Les données sur les déplacements des piétons sont tirées des rapports de mobilité d’Apple, qui reflètent l’utilisation des recherches d’adresses sur Apple Maps. Les rapports consistent en un pourcentage de variation quotidienne par rapport aux résultats habituels établie par Apple, nous n’effectuons donc aucun traitement supplémentaire.
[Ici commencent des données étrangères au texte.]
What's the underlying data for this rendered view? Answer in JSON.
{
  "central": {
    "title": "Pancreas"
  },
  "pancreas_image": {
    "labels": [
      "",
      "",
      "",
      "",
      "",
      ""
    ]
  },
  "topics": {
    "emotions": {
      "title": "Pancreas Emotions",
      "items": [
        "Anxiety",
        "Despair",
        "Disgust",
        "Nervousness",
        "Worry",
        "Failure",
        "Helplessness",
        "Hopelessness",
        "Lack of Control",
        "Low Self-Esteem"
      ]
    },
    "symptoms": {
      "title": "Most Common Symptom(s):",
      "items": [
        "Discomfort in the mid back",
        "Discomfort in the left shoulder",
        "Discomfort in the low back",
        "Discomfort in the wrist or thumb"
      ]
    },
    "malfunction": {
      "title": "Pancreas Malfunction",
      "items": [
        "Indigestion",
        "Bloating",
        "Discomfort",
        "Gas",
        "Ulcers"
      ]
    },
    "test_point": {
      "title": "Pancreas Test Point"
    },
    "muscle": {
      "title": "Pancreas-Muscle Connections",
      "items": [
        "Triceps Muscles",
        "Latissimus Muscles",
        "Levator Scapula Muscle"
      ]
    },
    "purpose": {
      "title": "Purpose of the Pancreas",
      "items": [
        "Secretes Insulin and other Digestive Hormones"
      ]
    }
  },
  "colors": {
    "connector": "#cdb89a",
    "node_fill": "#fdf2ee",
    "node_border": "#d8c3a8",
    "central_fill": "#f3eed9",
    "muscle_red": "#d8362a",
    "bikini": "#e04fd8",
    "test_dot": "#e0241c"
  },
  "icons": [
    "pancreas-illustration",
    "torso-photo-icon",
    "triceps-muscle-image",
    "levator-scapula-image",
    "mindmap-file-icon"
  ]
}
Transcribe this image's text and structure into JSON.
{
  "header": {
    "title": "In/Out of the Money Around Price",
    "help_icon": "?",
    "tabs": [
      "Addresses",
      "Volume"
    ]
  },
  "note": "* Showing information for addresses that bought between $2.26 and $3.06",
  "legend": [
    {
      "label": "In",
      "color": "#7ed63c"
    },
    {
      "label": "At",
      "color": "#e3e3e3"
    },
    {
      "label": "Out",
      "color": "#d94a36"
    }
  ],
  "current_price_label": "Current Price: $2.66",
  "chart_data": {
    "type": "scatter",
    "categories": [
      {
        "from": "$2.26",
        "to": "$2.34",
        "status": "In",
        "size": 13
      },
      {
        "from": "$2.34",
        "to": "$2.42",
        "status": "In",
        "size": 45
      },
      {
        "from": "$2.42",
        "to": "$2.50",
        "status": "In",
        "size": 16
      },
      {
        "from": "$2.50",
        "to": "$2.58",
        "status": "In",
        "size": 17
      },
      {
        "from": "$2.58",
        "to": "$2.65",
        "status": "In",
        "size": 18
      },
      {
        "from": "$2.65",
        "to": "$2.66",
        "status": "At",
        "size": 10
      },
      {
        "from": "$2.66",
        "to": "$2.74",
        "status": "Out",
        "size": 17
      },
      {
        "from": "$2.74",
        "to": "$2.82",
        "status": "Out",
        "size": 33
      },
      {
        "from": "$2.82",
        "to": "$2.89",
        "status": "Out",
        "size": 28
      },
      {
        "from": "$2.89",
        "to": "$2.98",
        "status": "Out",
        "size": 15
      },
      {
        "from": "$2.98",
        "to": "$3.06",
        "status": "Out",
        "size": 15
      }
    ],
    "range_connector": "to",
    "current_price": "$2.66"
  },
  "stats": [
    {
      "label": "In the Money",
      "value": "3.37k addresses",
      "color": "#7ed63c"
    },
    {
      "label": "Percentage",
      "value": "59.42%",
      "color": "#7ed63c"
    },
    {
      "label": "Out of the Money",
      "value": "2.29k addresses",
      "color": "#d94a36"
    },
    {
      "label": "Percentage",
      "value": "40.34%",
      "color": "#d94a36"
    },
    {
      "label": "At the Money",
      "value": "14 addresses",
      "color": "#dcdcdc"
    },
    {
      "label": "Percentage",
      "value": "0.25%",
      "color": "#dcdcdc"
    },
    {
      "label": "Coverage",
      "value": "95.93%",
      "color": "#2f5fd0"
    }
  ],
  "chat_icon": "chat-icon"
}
Nous utilisons les données au niveau de la ville pour les capitales européennes les plus importantes ou, si elles ne sont pas disponibles, les données au niveau national, en l’indiquant dans le graphique.

Les données sur le trafic routier proviennent du TomTom Traffic Index, qui compare le temps nécessaire aux conducteurs pour atteindre leur destination un jour donné par rapport à un scénario sans embouteillages pris comme référence. Chaque jour, nous téléchargeons les données en temps réel fournies par TomTom avec une granularité horaire sur les bouchons du jour en cours et la congestion moyenne en 2019 (par exemple, la page de Bruxelles). L’indicateur quotidien affiché sur la carte est la diminution de la somme des valeurs horaires de la congestion actuelle, par rapport à la somme des valeurs horaires de la congestion moyenne 2019.
Le téléchargement et le traitement des données ont été effectués en Ruby. La visualisation a été développée avec Adobe Illustrator et D3.js. La carte d’Europe et les graphiques de villes peuvent être intégrés.

Cet article est une première analyse de ces données, mais nous actualiserons les informations chaque jour et nous continuerons à étudier le retour de l’Europe à la normalité.